> On Nov 24, 2015, at 10:06 AM, Eric Rescorla <e...@rtfm.com> wrote:
> 
> 
> 
> On Tue, Nov 24, 2015 at 9:53 AM, Mike Hamburg <m...@shiftleft.org 
> <mailto:m...@shiftleft.org>> wrote:
> 
>> 
>> In general, servers have signature keys, not static DH keys. QUIC bridges 
>> this by
>> having the server generate an offline signature over a static DH key, but 
>> TLS explicitly
>> rejected this as a generic approach because of concerns about the impact of 
>> producing
>> a long-term delegated credential, especially if generic TLS credentials 
>> could be used to
>> do so (see the extensive discussion on the list a while back on the mailing 
>> list as well
>> as [0]). So, the current design requires the server to prove present 
>> possession of the
>> signing key, not just that it possessed it at some point.
>> 
>> It's correct that demonstrating proof of possession of a long-term DH share 
>> is
>> somewhat faster than signatures. There are two potential ways to do this with
>> TLS while retaining the guarantees above:
> 
> Correct-ish. For example, the current implementation of ed448 takes 463k 
> skylake cycles (new cpu, top of the chart, I'm on a phone, sorry) to compute 
> ecdh, which would need to happen twice.
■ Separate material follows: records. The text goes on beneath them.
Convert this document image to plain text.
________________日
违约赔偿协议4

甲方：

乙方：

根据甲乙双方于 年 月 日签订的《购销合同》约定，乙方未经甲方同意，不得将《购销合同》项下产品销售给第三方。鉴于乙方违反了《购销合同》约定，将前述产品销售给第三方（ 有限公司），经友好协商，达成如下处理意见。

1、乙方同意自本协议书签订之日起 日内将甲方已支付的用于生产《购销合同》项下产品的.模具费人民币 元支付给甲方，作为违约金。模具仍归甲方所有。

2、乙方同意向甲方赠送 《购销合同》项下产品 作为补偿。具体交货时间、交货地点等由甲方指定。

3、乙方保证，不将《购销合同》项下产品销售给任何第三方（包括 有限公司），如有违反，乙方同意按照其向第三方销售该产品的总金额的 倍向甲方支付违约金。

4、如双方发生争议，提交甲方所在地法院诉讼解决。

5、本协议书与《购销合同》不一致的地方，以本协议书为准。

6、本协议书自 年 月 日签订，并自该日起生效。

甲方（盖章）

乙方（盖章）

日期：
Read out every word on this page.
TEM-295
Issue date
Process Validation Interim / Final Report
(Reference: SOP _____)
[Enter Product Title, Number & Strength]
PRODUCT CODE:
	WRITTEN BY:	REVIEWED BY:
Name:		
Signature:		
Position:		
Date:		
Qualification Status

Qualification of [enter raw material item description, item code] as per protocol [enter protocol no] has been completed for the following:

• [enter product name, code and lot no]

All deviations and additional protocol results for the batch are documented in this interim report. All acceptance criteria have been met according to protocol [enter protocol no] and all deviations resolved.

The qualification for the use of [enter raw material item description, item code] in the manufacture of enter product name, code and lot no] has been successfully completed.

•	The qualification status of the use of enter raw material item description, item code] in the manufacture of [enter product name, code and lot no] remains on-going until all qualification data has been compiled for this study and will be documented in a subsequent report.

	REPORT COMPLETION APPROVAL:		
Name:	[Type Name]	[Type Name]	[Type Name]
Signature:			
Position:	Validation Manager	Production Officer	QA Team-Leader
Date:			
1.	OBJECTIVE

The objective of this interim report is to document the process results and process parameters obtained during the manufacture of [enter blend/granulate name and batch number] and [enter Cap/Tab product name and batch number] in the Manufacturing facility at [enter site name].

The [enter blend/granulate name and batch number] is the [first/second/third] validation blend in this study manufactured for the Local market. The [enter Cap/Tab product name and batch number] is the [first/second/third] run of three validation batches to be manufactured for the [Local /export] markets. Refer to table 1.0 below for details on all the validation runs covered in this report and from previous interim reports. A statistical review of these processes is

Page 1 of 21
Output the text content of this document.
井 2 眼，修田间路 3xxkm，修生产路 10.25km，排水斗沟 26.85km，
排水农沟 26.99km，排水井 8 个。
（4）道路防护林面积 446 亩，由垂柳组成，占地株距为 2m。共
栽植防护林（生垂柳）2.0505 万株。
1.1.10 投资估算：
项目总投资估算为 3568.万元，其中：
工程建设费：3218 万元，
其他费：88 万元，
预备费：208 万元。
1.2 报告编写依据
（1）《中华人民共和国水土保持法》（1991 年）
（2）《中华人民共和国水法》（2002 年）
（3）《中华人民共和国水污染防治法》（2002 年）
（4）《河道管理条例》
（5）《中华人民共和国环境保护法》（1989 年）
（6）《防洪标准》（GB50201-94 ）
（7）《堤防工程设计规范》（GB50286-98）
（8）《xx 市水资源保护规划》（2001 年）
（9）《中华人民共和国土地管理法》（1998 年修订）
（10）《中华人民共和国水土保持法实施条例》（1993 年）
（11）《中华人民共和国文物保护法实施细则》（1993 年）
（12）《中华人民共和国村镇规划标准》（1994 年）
But it takes 162kcy to sign and 509k 
> to verify, for a total of 671k vs 926k.  Signing favors the server while 
> double DH favors the client; there are good reasons to go in either direction 
> in this.
> 
> In general, I tend to want to favor the server, I think :)

Actually, I did a quick test and the signatures still look faster when 
optimized.  The hitch is that the dual scalarmul algorithm must be side-channel 
protected, which is pretty expensive.  I did a quick implementation this 
morning with libdecaf on Haswell.  I’m sure it could be done better, but here’s 
a rough bench, not counting point encode and decode.

For Ed448, a protected fixed-base scalarmul (for signing) takes 109kcy and an 
unprotected verification double-scalarmul takes 517kcy, but a protected 
dual-scalarmul takes 690kcy which is more than both together.

For Ed25519, these take 164kcy, 40kcy and 236kcy respectively; again the dual 
scalarmul is slower.

Note that these numbers are for some internal testing version, so they’re not 
as optimized as the SUPERCOP numbers, but also that they don’t include point 
encode and decode.

So yeah, you’d need ECMQV to get a speed boost from this, or you’d need to care 
more about the client computation and bandwidth than the server computation.